4. En premier lieu, aux termes de l'article L. 6152-1 du code de la santé publique, dans sa rédaction applicable au litige : " Le personnel des établissements publics de santé comprend, outre les agents relevant de la loi n° 86-33 du 9 janvier 1986 portant dispositions statutaires relatives à la fonction publique hospitalière, les personnels enseignants et hospitaliers mentionnés à l'article L. 952-21 du code de l'éducation et les personnels mentionnés à l'article L. 6147-9 qui y exercent : / () / 2° Des médecins, des odontologistes et des pharmaciens recrutés par contrat dans des conditions déterminées par voie réglementaire () ". Aux termes du premier alinéa de l'article L. 1243-8 du code du travail, rendu applicable aux praticiens contractuels par l'article R. 6152-418 du code de la santé publique : " Lorsque, à l'issue d'un contrat de travail à durée déterminée, les relations contractuelles de travail ne se poursuivent pas par un contrat à durée indéterminée, le salarié a droit, à titre de complément de salaire, à une indemnité de fin de contrat destinée à compenser la précarité de sa situation ". Aux termes du 3° de l'article L. 1243-10 du même code, l'indemnité de fin de contrat n'est pas due " lorsque le salarié refuse d'accepter la conclusion d'un contrat de travail à durée indéterminée pour occuper le même emploi ou un emploi similaire, assorti d'une rémunération au moins équivalente ".
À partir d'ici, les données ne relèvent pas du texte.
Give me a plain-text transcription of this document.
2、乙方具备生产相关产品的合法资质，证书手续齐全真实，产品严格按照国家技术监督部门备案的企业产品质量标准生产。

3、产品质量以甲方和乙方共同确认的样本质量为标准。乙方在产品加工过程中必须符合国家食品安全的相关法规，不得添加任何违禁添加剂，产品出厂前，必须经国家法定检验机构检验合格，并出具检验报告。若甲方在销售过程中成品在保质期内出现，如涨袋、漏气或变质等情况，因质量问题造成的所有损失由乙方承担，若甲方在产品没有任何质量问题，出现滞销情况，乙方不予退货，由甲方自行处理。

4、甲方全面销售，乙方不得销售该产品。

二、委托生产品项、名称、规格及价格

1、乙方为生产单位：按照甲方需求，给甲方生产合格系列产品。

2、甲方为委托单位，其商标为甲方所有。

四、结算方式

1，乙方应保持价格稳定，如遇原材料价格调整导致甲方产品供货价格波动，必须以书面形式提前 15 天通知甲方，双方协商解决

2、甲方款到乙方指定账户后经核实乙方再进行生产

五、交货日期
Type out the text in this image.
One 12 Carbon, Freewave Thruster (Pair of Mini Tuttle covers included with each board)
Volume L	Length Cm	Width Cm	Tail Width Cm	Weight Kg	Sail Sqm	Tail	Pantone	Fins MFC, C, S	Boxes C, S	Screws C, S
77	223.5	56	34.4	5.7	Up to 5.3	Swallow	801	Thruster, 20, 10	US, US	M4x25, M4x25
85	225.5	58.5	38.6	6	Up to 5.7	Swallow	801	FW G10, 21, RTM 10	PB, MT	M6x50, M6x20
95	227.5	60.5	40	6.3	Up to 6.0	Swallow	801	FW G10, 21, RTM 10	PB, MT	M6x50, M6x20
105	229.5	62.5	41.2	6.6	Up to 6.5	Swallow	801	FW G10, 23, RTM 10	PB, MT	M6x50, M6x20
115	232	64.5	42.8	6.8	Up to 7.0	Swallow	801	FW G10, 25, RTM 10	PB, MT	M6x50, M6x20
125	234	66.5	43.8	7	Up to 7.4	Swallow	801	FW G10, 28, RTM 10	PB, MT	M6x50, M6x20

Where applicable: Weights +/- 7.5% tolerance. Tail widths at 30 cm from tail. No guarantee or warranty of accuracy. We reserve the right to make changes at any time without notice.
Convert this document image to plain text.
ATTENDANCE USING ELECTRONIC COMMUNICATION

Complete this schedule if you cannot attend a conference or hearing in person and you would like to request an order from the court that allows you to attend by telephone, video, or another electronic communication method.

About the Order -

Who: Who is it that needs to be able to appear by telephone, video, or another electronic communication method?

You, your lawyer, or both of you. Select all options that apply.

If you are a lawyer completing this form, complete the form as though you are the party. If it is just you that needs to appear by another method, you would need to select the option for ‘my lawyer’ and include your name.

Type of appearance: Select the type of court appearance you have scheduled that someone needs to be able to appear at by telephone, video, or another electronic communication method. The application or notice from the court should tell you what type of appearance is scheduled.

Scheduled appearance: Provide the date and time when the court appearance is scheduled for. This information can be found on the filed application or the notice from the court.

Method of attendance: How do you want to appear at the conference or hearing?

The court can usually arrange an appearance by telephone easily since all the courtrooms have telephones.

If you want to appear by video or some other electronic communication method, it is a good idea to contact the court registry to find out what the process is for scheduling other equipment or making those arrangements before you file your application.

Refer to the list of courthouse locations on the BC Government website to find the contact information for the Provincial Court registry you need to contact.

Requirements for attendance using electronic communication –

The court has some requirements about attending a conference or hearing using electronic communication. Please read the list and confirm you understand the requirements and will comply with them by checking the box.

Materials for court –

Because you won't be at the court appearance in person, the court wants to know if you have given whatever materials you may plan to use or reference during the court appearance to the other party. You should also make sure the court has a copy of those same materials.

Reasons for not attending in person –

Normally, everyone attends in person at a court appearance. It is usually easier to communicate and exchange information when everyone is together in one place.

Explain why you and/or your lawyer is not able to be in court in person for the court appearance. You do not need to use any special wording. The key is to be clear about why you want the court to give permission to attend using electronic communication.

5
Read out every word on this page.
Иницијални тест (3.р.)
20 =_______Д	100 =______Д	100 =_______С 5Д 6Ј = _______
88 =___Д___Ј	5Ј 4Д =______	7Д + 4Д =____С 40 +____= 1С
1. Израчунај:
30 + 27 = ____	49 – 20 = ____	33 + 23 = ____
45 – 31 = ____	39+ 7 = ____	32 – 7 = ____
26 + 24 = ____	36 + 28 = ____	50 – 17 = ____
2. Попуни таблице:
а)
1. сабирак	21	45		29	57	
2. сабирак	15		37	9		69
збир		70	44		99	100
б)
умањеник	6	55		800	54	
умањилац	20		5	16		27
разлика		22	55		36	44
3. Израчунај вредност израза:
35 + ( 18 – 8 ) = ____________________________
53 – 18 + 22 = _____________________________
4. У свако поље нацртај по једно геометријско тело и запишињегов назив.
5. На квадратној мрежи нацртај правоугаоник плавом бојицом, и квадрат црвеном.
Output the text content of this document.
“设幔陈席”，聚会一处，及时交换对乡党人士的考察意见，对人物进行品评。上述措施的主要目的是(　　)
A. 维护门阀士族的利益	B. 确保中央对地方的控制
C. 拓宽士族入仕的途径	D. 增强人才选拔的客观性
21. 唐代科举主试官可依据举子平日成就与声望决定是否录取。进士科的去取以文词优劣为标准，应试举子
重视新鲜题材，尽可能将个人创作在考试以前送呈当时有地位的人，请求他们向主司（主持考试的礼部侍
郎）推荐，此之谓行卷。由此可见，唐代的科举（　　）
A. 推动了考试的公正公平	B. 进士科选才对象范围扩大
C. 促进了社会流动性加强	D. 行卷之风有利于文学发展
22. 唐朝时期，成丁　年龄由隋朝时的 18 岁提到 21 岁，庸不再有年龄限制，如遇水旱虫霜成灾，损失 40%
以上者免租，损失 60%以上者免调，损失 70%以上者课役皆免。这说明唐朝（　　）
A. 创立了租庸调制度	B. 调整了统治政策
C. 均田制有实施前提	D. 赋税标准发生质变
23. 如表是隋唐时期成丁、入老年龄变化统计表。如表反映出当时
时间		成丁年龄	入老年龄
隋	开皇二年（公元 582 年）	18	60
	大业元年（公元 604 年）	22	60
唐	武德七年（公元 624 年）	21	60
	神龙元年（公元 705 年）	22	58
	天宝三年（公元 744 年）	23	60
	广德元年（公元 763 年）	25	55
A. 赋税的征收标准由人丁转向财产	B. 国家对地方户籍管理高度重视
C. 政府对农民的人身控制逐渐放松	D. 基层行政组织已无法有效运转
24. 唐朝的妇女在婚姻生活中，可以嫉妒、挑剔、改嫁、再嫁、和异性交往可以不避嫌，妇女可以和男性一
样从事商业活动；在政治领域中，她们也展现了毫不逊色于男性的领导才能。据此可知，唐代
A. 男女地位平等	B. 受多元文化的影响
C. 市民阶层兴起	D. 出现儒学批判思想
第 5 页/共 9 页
5. Lorsqu'un praticien contractuel, employé dans le cadre de contrats à durée déterminée, est recruté comme praticien hospitalier dans le cadre du statut prévu au 1° de l'article L. 6152-1 du code de la santé publique, la relation de travail se poursuit dans des conditions qui doivent être assimilées, pour l'application de l'article L. 1243-8 du code du travail, à celles qui résulteraient de la conclusion d'un contrat à durée indéterminée. Lorsque l'établissement a déclaré vacant un emploi de praticien hospitalier relevant de la spécialité du praticien contractuel, un refus de ce dernier de présenter sa candidature sur cet emploi, alors qu'il a été déclaré admis au concours national de praticien des établissements publics de santé prévu à l'article R. 6152-301 du code de la santé publique, doit être assimilé au refus d'une proposition de contrat à durée indéterminée au sens du 3° de l'article L. 1243-10 du code du travail. Par suite, sous réserve qu'eu égard aux responsabilités et conditions de travail qu'il comporte l'emploi vacant puisse être regardé comme identique ou similaire à celui précédemment occupé en qualité de contractuel et qu'il soit assorti d'une rémunération au moins équivalente, l'indemnité de fin de contrat n'est pas due en pareille hypothèse. En revanche, il en va différemment du praticien contractuel qui n'a pas été reçu au concours national de praticien des établissements publics de santé, soit qu'il ne s'y est pas présenté, soit qu'il y a échoué, et qui n'est ainsi pas inscrit sur la liste d'aptitude à la fonction de praticien hospitalier mentionnée à l'article R. 6152-308 du code de la santé publique.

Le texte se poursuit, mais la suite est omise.